彼が食べたであろう皿を見ると カレーみたいやな。ワイも食いたかった・・・
恨めしそうになる気持ちを抑えて とりあえず返事をする
「戦果無しや、腹だけ減ったわ・・・」
「ああ そうでっか。とりあえずなんか飲みます?」
「ユラメキの兄さんが持ってきてくれるそうや。やから ええで」
「ユラメキはんて?」
おう噂をすれば影や。両手に四角いお盆・・・トレイ言うんか?
その上に 大きめのコップに 紙に包まれた食べ物らしい物が載っている
ユラメキはんとワイの分の 2人分持ってきてくれたようや
「おう時間が無いからコレで勘弁な。
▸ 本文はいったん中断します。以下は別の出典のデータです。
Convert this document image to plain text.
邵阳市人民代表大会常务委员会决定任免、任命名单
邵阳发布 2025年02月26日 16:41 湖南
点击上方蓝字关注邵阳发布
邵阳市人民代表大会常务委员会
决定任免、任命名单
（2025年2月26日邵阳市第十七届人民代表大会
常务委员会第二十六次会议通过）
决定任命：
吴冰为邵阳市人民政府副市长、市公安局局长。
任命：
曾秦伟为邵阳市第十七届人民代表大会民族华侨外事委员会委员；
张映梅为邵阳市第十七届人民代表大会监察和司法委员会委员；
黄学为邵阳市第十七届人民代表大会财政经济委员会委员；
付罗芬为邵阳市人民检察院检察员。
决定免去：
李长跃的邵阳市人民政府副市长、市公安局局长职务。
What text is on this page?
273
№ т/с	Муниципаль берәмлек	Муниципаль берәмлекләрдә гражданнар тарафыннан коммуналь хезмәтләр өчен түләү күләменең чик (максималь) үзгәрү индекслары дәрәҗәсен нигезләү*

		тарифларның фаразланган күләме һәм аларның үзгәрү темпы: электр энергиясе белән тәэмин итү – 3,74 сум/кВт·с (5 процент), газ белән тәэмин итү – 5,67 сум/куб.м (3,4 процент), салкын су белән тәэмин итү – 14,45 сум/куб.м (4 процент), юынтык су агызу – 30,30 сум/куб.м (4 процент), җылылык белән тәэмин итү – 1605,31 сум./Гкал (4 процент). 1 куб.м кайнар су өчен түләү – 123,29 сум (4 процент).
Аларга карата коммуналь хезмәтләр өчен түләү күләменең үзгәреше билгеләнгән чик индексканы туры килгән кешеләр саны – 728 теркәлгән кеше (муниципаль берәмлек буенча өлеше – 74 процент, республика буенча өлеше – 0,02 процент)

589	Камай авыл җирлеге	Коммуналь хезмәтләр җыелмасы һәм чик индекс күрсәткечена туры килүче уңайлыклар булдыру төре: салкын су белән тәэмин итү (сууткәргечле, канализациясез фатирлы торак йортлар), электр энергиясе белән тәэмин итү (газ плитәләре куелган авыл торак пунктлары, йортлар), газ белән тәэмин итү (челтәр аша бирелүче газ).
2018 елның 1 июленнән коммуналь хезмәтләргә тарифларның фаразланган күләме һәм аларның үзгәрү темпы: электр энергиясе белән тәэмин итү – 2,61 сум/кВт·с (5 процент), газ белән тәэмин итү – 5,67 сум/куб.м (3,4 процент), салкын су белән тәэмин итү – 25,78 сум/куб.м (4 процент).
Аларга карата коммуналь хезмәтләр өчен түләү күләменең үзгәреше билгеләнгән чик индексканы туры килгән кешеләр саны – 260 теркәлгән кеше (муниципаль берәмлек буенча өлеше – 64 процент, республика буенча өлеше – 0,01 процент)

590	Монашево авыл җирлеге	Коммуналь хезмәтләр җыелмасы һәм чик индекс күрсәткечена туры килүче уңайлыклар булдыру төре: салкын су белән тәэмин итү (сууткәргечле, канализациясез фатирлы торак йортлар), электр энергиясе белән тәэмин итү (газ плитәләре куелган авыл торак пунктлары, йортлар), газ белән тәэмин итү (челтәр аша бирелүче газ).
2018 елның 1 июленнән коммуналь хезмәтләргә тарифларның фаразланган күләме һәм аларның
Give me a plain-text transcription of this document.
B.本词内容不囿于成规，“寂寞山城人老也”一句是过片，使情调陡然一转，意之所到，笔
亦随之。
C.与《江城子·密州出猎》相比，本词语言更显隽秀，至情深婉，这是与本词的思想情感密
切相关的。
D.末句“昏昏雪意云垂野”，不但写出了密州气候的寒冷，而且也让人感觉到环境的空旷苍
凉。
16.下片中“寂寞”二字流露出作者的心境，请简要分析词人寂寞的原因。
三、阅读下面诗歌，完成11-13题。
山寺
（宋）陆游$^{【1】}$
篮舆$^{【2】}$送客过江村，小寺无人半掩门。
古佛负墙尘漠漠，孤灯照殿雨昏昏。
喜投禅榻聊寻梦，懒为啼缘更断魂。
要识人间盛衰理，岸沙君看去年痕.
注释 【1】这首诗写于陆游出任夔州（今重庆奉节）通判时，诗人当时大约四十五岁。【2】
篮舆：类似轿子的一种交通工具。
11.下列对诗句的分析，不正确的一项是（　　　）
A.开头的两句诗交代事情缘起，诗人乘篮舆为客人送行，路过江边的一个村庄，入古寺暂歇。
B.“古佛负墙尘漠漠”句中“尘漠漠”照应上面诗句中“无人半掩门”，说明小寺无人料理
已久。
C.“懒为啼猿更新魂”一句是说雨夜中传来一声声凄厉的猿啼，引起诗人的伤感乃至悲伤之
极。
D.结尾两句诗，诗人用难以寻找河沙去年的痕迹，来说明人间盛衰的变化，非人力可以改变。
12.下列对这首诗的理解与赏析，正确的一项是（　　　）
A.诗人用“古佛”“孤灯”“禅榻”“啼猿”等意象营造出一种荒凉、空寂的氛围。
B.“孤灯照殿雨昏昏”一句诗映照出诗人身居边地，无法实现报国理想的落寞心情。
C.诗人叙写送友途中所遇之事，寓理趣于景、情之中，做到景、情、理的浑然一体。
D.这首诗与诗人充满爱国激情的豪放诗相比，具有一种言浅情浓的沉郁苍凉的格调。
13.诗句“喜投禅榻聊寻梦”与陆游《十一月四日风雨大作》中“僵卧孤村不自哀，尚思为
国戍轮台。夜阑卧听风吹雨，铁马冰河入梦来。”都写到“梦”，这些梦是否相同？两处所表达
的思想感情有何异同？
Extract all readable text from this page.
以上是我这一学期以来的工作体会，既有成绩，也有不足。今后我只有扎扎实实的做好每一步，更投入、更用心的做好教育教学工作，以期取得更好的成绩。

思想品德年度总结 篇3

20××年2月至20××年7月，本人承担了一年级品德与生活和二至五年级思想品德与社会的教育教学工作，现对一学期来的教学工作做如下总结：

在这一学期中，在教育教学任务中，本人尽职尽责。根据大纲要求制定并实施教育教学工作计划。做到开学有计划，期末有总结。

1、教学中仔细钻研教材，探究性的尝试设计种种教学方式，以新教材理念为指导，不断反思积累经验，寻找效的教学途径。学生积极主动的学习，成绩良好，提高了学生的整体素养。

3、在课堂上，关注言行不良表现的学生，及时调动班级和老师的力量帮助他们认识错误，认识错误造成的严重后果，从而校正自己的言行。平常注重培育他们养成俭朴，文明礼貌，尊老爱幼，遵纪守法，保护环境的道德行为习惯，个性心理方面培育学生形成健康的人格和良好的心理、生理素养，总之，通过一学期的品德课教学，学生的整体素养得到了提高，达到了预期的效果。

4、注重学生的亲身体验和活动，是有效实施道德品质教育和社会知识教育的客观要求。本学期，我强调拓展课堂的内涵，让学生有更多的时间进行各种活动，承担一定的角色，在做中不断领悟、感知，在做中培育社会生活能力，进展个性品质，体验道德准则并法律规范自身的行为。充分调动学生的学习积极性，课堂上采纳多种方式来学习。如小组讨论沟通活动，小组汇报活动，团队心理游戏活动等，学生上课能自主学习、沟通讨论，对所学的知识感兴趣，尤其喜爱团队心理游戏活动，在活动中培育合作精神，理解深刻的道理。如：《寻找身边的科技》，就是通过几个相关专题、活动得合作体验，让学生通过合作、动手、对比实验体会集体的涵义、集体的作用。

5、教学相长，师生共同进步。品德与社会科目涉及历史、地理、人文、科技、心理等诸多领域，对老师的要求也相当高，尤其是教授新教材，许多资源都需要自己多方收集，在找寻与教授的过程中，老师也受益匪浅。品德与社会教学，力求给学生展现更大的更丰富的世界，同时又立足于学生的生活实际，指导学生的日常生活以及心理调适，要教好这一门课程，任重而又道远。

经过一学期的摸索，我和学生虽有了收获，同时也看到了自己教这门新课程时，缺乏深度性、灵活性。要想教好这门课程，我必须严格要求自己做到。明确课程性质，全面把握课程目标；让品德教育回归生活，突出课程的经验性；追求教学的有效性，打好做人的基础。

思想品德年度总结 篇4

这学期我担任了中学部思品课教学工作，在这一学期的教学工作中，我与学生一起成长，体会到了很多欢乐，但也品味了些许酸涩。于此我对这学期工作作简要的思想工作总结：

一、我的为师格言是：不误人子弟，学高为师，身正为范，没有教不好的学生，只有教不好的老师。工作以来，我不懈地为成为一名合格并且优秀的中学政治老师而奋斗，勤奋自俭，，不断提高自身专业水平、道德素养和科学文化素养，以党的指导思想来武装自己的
ハンバーガーいうヤツや
飲みモンは コーラってヤツで どっちもアメリカのヤツだな」
「えっ敵さんのでっか?」
持ってきて貰うてアレやけど 敵の物と聞いては やはり気分は良くない
「食い物に敵も味方も無い。食べ物に対して失礼じゃないか?
敵の物だと言うなら【敵を食ってやる】つもりで食えば良いじゃないか。ん
アキバオ・・・じゃない 参謀殿ならそういうだろう」
「はあ・・・」
腹も減ったし 時間も無いという事だったので それ以上抗議せず
ハンバーガーの包みを取り ひと口頬張る・・・・・カレーの味がする
このドラゴンさん 気配り出来るなぁ
そんな気配り出来るドラゴンさんに慕われとる 参謀殿。
ワイは より一層会ってみたくなった。
***** またまた 東京帝国大学・総長室 *****
「大和の3倍ほどの全長を誇り 50万トンの巨体に張り巡らせた通路
その中に仕掛けられた転移魔法。そして意図したわけでは無いでしょうが
【アレ】も出るようです・・・」
「アレとは?」
なんとなくは想像つくが あえて聞いてみる
「旧・乗組員が出てくるみたいですね。十分に供養したとは聞いてますが
こういったものは やはり難しいかもしれませんね」
「そうか 欧米ではむしろ喜ばれると聞くがね」
ヨーロッパなどの古城では 【出てくる】なんてのは良くある話で
むしろ出てくると 箔が付くとか
日本人の感覚では分からないが そういう捉え方らしい
彼は言葉を続ける
「迷路に魔法に幽霊とくれば・・・・・迷宮
【赤城迷宮】ではないでしょうか」
そうか
ワシとしては シル君のためにも【宮殿】と呼ばれるようになって欲しい
それがワシ 老兵としての最後の願いだ。
当なろう小説は実在する 人物・団体などとは一切関係は御座いません。